A clinically grounded grief workbook for adults carrying loss of any kind. Covers modern grief science, feelings, brain and body changes, partner/parent/child loss, anticipatory and ambiguous loss, disenfranchised grief, complicated grief, identity grief, support, reflection, and remembering.
Big Goodbyes: Adult Edition is designed for adults grieving a recent loss, an old loss, a death, an ambiguous loss, an anticipatory loss, or a grief they were never given space to name. It offers psychoeducation, reflection prompts, and clinically grounded language for understanding what grief does to the brain, body, identity, relationships, and daily life.
Want support for the whole family?
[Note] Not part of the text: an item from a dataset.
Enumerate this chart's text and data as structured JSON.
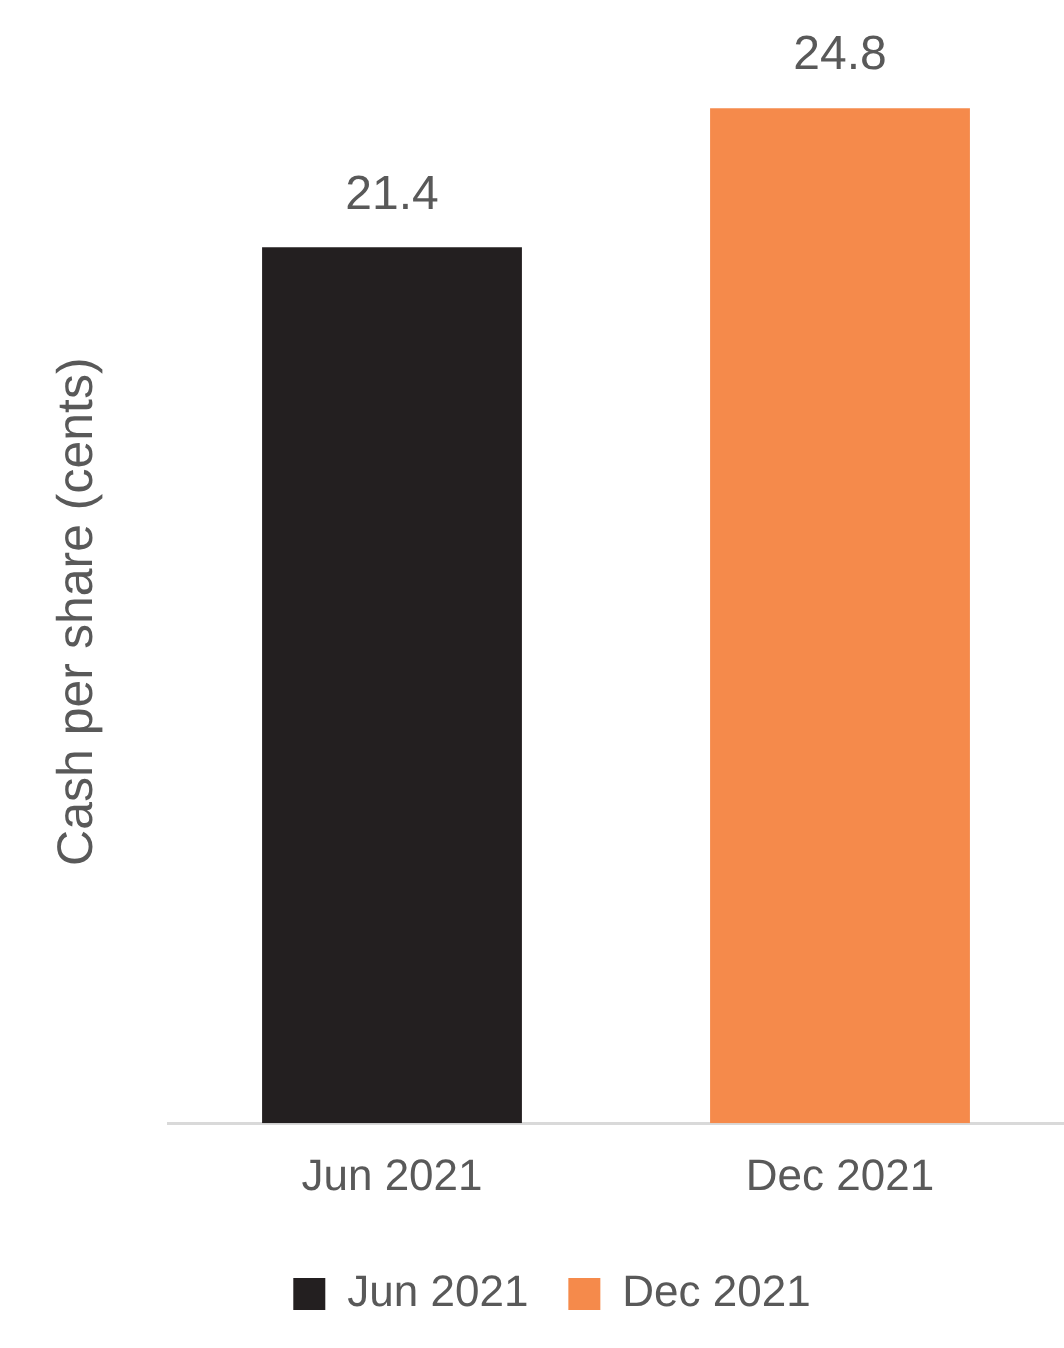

Big Goodbyes is available in Kids, Tween, Teen, and Adult editions so families can choose developmentally appropriate grief support for each person.
GRIEF WORKBOOK FOR ADULTS
This workbook helps adults understand grief as non-linear, ongoing, embodied, and deeply personal, while offering reflection tools for different kinds of loss and ways to carry love forward.
Modern Grief Science
Explains grief as non-linear, oscillating, ongoing, and not something that follows a simple stage model.
The Full Range of Grief Feelings
Names sadness, anger, numbness, relief, guilt, loneliness, anxiety, disorientation, identity loss, and joy without framing any feeling as wrong.
Grief in the Brain and Body
Covers cognitive fog, memory disruption, sleep changes, body symptoms, threat detection, exhaustion, and why medical care still matters during grief.
Kinds of Loss
Includes partner loss, parent loss, child loss, sibling loss, friend loss, pet loss, overdose, suicide, violence, cumulative loss, and estranged loss.
Anticipatory, Ambiguous, and Disenfranchised Grief
Gives language for grief that begins before death, grief without clear closure, and grief that society does not fully recognize.
Tending Grief
Includes tools for difficult days, anniversaries, remembering, continuing bonds, writing exercises, building support, and self-check-in.
This workbook is a psychoeducational grief resource and is not a substitute for therapy, trauma treatment, medical care, crisis care, safety planning, or individualized clinical support. If grief is interfering with daily functioning, safety, sleep, eating, health, or relationships, or if you are experiencing thoughts of self-harm, contact a licensed professional or crisis support immediately.